A list of amino acid specific exopeptides is provided [6]. However these seem to be far more limited than the recognition enzymes in approach 1. Only three types of specific exopeptides are listed those specific to Glu/Asp, Met or Proline.

This approach therefore seems more challenging and less developed.

Summary

Overall this seems like an interesting approach to a problem that hasn’t received that much attention. I’d expect the initial platform to be nearer to a “protein fingerprinting technology” than a full protein sequencing instrument. This seems like an interesting tool in its own right. If the initial instrument is framed as a protein sequencing platform, I would expect the error rate to be far higher than we’re used to seeing for DNA sequencing (probably in the order of >20%).

However, all this speculation is based on a single patent. They may have developed beyond this patent and it will be interesting to see what is finally released.

Notes

That’s it, you can stop reading now…

Ok, well… this section contains a few other notes from the patent. It doesn’t really add much to the discussion above, but they are here in part for my own reference. The footnotes below also support some of the assertions in the text above and may be of interest.
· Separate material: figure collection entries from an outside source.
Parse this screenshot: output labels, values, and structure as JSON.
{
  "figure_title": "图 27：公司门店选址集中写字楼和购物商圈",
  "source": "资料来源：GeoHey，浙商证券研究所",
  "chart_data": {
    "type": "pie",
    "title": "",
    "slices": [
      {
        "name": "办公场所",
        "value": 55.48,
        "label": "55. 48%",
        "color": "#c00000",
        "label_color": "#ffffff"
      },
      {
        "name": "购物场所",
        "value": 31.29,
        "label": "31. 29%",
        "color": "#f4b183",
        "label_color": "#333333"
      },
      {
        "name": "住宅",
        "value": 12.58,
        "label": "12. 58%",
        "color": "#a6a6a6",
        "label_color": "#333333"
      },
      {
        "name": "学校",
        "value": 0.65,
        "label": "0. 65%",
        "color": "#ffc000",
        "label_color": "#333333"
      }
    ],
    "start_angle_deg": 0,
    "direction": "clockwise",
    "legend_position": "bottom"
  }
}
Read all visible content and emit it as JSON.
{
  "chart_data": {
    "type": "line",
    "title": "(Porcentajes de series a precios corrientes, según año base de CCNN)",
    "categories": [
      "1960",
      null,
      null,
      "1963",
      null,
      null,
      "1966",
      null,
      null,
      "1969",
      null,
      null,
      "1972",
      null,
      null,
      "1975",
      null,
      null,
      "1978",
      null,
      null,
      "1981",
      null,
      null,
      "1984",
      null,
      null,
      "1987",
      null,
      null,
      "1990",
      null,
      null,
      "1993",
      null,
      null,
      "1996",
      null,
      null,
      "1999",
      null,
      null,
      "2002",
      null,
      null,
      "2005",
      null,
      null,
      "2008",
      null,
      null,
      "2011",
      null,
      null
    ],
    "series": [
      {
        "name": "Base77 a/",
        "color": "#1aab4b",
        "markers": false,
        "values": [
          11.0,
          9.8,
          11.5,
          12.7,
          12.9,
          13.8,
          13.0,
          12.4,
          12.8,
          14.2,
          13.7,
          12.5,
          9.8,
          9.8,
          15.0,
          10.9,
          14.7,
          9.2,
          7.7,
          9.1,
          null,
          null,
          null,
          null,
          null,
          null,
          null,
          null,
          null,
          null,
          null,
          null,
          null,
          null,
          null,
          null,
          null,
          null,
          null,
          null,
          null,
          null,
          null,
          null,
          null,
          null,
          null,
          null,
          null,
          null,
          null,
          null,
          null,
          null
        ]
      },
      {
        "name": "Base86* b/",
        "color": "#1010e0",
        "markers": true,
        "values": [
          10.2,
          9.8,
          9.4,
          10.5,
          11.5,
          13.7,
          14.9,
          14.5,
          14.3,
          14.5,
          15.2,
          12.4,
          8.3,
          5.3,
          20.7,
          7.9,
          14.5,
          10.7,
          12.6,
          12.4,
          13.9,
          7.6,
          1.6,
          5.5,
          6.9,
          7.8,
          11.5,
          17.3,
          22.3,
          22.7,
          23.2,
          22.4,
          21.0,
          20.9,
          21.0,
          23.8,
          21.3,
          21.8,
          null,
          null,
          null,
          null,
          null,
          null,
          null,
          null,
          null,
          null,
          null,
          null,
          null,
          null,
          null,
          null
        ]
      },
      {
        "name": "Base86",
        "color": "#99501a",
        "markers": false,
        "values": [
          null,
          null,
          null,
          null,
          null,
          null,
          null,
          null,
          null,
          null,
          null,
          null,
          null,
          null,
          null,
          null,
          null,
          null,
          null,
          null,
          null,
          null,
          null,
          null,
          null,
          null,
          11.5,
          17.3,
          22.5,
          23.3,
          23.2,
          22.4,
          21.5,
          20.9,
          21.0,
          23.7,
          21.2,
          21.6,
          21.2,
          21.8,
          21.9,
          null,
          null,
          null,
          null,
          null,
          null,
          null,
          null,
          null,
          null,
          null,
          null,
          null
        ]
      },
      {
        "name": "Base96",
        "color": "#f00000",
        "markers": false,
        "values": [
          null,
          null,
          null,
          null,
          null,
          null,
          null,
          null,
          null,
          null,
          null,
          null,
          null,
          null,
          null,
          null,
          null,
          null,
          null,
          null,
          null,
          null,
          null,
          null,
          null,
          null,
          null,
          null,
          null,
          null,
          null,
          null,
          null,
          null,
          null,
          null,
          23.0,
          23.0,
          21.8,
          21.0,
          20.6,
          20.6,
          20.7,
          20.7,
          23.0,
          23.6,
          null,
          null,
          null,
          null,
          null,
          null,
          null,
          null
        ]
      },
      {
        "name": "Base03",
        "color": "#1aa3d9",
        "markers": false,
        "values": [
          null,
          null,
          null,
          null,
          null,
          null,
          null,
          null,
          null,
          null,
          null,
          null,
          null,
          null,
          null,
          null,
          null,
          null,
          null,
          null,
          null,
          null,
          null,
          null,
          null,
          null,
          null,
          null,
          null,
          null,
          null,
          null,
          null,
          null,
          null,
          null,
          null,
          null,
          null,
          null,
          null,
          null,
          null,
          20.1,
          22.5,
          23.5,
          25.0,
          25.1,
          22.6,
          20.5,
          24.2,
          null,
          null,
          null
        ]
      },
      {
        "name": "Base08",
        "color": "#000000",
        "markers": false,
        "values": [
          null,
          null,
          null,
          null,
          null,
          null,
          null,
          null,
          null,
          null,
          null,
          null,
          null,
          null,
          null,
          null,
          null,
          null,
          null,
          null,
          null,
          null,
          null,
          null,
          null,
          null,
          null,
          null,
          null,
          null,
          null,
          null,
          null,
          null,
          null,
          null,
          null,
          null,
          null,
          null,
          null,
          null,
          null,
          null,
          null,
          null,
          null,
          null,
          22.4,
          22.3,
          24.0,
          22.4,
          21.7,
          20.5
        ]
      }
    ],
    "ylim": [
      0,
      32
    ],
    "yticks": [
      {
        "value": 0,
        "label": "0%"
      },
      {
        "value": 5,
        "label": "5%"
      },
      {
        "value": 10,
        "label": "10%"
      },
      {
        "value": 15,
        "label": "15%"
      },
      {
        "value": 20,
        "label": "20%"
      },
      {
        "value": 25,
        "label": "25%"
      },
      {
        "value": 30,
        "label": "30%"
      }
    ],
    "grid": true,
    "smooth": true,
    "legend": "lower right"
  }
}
As is often the case, this patent mentions a number of other approaches which could be used. The patent discuss nanopore readout briefly. Indicating that the protein being sequenced could be immobilized on a nanopore. Recognition molecules (labels) are then detected through changes in conductance of the nanopore.

Other sections refer to “conductivity labels”.

Shielding elements. This is essentially a protein (or other element) that shields the recognition molecule from photo damage. Shield proteins are used in other single molecule sequencing approaches, and a number of methods are presented in the patent.

Other approaches to removing terminal amino acids are mentioned… Edman degradation, phenyl isothiocyanate.

Various other detection methods are briefly discussed for example Aptamers.

While I’ve not mentioned it in the text above there are some other nice plots of the pulse duration differences for ClpS2 in example 5:

Example 5: ClpS2 as recognition label. ClpS2 is labeled with dye. Single molecule intensity traces shown in figure 19B.

Similar plots are shown for ClpS, and ClpS1.

Footnotes

[0] https://www.freepatentsonline.com/y2020/0209257.html US20200209257A1

[1] “In some aspects, the application relates to the discovery of polypeptide sequencing techniques that allow both genomic and proteomic analyses to be performed using the same sequencing instrument.”

“Such strategies may require modification of an existing analytic instrument, such as a nucleic acid sequencing instrument, which may not be equipped with a flow cell or similar apparatus capable of reagent cycling. The inventors have recognized and appreciated that certain polypeptide sequencing techniques of the application do not require iterative reagent cycling, thereby permitting the use of existing instruments without significant modifications which might increase instrument size.”

[2] As always, a number of other approaches are also mentioned. But these are the approaches that have the best supporting data. I review some of the alternative approaches at the end of the post.

[3] One example shows proteins attached using a DNA linker, with 18% single protein occupancy. This seems lower than Poisson. Only single wells will be sequencable so this limits throughput. Example 2 (page 127).

[4] Amino acid recognition proteins. Table 1. Lists 33 amino acid recognition proteins and their preferred binding. Many of these appear to prefer the same amino acids. There are therefore 13 different types of “preferred binding” listed: FWY: 4, FWYL: 6, FWYLVI: 1, phosphorus-Y: 5, FWYLI: 1, KR: 1, DE: 1, KRH: 3, P: 2, KRHWFY: 5, PMV: 1, G: 2, A: 1.

[5] They reference the following paper, which uses non-natural amino acids. Chin J. W et al. J Am Chem Soc. 2002 Aug. 7 124(31):9026-9027

[6] Aminopeptidases. Table 3 lists amino peptidases. These should selectively cleave terminal amino acids. There seem to be 3 classes here with limited coverage of the amino acid space (Glu/Asp: 1, Met: 2, Proline: 6). Table 4 provides a much longer list of non-specific Amino-peptidases.